A pesquisa analisou como as mudanças climáticas globais provocam
alterações na costa. Uma das condições forçantes é o clima de ondas.
Segundo Siegle, as mudanças climáticas provocam alterações nos regimes
de ventos, principais influenciadores na formação das ondas. Com direção
e força alteradas, as ondas podem redesenhar o contorno das praias,
refazendo sua morfologia.
“As ondas redefinem os depósitos de sedimentos e as praias atingem um
equilíbrio dinâmico mediante as condições a que estão sujeitas; pode
ocorrer erosão em alguns pontos e deposição de material em outros”,
disse Siegle, acrescentando que uma praia pode encolher, mudar de
formato e até aumentar de tamanho.
Outro fator decorrente das mudanças climáticas é a elevação do nível
do mar, que leva as ondas a ter maior alcance e atingir novos pontos da
costa. Essa condição costuma aumentar erosões e provocar inundações de
áreas próximas à costa.
Um ponto confirmado pelos resultados obtidos foi o fato de que, em
algumas regiões, as ações antrópicas no litoral exerceram mais
influência nessas alterações que as forças da natureza. “Acompanhamos
imagens de décadas. Nesse período, os impactos de uma ocupação mal feita
do litoral podem ser muito maiores do que aqueles provocados por
mudanças climáticas”, disse.
Processos de urbanização que impermeabilizam áreas praianas
necessárias ao movimento de sedimentos, por exemplo, costumam provocar
erosões de forma mais acentuada. No estudo, a ação humana figurou entre
os principais influenciadores da vulnerabilidade costeira.

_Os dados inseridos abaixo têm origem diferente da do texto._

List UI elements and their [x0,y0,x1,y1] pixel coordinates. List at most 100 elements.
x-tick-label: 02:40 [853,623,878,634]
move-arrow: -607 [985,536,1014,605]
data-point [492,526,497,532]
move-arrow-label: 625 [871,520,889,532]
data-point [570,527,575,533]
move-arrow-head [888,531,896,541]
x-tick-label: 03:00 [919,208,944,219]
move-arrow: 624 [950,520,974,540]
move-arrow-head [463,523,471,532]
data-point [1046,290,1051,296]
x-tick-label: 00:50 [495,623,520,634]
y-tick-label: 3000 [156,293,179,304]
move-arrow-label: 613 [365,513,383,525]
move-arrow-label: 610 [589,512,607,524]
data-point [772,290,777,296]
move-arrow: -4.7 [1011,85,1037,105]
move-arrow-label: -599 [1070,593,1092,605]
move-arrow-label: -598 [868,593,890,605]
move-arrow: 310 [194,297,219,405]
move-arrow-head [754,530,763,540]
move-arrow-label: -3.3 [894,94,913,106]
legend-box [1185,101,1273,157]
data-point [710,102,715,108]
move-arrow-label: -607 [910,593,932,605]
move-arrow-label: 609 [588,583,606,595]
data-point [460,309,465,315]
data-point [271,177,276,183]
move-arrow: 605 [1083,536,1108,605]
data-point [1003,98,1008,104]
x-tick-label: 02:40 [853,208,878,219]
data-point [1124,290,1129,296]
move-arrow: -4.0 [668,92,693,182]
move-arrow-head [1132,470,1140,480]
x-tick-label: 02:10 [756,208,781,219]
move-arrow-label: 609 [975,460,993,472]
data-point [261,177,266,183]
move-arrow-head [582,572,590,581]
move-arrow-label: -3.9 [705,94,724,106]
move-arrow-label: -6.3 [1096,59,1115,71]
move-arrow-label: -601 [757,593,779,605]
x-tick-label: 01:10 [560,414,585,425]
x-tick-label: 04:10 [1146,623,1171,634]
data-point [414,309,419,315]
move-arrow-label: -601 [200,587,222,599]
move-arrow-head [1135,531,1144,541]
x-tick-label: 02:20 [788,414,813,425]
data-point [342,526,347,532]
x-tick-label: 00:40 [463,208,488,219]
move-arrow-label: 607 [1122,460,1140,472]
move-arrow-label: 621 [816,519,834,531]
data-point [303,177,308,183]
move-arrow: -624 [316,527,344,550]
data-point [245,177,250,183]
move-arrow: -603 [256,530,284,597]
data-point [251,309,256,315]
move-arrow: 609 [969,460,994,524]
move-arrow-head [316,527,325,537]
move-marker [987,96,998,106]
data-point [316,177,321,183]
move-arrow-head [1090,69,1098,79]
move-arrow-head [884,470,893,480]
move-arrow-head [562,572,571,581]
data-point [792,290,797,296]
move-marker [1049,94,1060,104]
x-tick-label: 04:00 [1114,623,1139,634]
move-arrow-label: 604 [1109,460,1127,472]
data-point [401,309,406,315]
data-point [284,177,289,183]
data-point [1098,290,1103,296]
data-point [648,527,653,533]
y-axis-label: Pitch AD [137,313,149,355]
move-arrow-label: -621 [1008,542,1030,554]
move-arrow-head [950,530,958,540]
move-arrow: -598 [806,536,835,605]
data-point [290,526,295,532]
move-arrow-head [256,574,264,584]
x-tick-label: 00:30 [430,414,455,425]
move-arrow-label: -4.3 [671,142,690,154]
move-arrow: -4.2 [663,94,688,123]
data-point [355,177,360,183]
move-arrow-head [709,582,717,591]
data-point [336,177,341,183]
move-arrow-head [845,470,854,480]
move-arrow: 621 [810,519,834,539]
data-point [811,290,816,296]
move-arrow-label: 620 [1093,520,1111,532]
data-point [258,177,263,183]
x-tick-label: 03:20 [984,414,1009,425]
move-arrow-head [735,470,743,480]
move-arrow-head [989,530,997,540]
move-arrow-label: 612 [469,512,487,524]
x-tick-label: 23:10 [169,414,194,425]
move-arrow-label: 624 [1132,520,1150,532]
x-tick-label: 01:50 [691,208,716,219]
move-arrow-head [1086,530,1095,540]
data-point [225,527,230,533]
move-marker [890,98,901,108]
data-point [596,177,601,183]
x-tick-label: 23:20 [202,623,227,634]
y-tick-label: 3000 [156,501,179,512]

Observação dos processos costeiros
O trabalho também se debruçou sobre as mudanças históricas nas
condições forçantes naturais. Para isso, a equipe lançou mão de modelos
computacionais que simularam essas forças e seus efeitos ao longo das
últimas décadas. Outro método de investigação foi a coleta de dados em
campo. Os pesquisadores fizeram levantamentos morfológicos, que analisam
o formato das praias e mediram parâmetros de suas ondas.
A medição de variáveis físicas na região costeira exigiu a aplicação
de métodos inovadores para colocar instrumentos nas zonas de
arrebentação, relatou Siegle. A equipe acoplou um perfilador acústico de
correntes marinhas Doppler (ADCP) em uma moto aquática com um trenó.

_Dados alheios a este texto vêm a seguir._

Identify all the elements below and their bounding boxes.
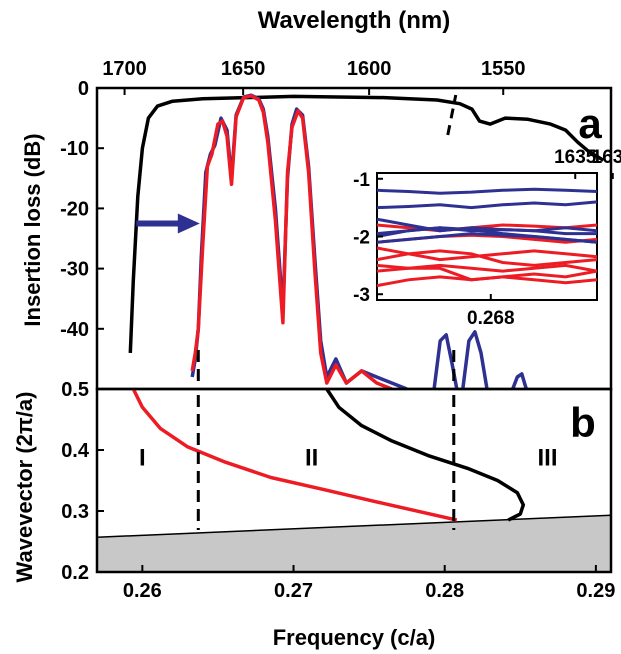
- inset-blue-curve-5: [377, 226, 597, 244]
- series-a-3: [461, 330, 489, 389]
- y-tick-label-b: 0.3: [61, 501, 89, 523]
- inset-red-curve-3: [377, 249, 597, 267]
- inset-top-tick-label: 1632: [592, 147, 621, 168]
- panel-b: 0.50.40.30.20.26 0.27 0.28 0.29 I II III b Fr…: [12, 379, 615, 650]
- top-tick-label: 1650: [221, 58, 266, 80]
- series-b-1: [325, 389, 526, 522]
- y-axis-title-a: Insertion loss (dB): [20, 133, 45, 326]
- dashed-marker-a-top: [446, 94, 458, 136]
- series-a-4: [511, 372, 528, 389]
- series-b-0: [131, 389, 458, 522]
- region-label: III: [537, 444, 557, 471]
- top-tick-label: 1600: [347, 58, 392, 80]
- x-axis-title-b: Frequency (c/a): [273, 625, 436, 650]
- inset-y-tick-label: -1: [353, 170, 370, 191]
- series-a-1: [190, 93, 408, 389]
- y-tick-label-b: 0.2: [61, 562, 89, 584]
- inset-blue-curve-1: [377, 200, 597, 210]
- light-line: [97, 514, 611, 538]
- inset-blue-curve-4: [377, 217, 597, 236]
- x-tick-label-b: 0.26: [123, 580, 162, 602]
- panel-b-label: b: [570, 399, 596, 446]
- x-tick-label-b: 0.28: [425, 580, 464, 602]
- top-tick-label: 1700: [102, 58, 147, 80]
- region-label: I: [139, 444, 146, 471]
- inset-y-tick-label: -3: [353, 285, 370, 306]
- series-a-5: [190, 94, 393, 389]
- panel-b-frame: [95, 387, 613, 574]
- series-a-0: [128, 94, 605, 353]
- top-tick-label: 1550: [481, 58, 526, 80]
- top-axis-title: Wavelength (nm): [258, 7, 450, 34]
- region-label: II: [305, 444, 318, 471]
- inset-x-tick-label: 0.268: [467, 308, 515, 329]
- y-tick-label-b: 0.4: [61, 440, 90, 462]
- inset-blue-curve-0: [377, 187, 597, 195]
- x-tick-label-b: 0.29: [576, 580, 615, 602]
- arrow-head: [177, 213, 200, 234]
- inset-y-tick-label: -2: [353, 228, 370, 249]
- inset-top-tick-label: 1635: [554, 147, 597, 168]
- y-tick-label-a: -10: [60, 138, 89, 160]
- inset-red-curve-6: [377, 263, 597, 285]
- y-tick-label-a: -30: [60, 259, 89, 281]
- inset-plot: -1-2-31635163216290.268: [353, 147, 621, 329]
- y-tick-label-b: 0.5: [61, 379, 89, 401]
- panel-a-label: a: [578, 100, 602, 147]
- y-tick-label-a: -40: [60, 319, 89, 341]
- y-axis-title-b: Wavevector (2π/a): [12, 392, 37, 583]
- panel-a: 0 -10 -20 -30 -40 1700 1650 1600 1550 a -1 -2 -3 16…: [20, 7, 621, 391]
- y-tick-label-a: -20: [60, 198, 89, 220]
- y-tick-label-a: 0: [78, 78, 89, 100]
- x-tick-label-b: 0.27: [274, 580, 313, 602]
- light-cone-fill: [97, 515, 611, 572]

O equipamento fornece parâmetros como velocidade das correntes na
coluna d’água, altura, direção e período das ondas. A moto aquática foi
usada para levantamentos batimétricos e hidrodinâmicos em áreas rasas
sujeitas à arrebentação de ondas, nas quais embarcações convencionais
não conseguem navegar.
Uma série de imagens aéreas registradas ao longo de aproximadamente
40 anos foi outra importante fonte de dados para a pesquisa. Foram
acessados arquivos do Instituto Nacional de Pesquisas Espaciais (Inpe) e
do próprio Instituto Oceanográfico da USP. Por meio de pontos
georreferenciados marcados sobre as imagens, foi possível acompanhar as
alterações na faixa costeira ao longo do tempo.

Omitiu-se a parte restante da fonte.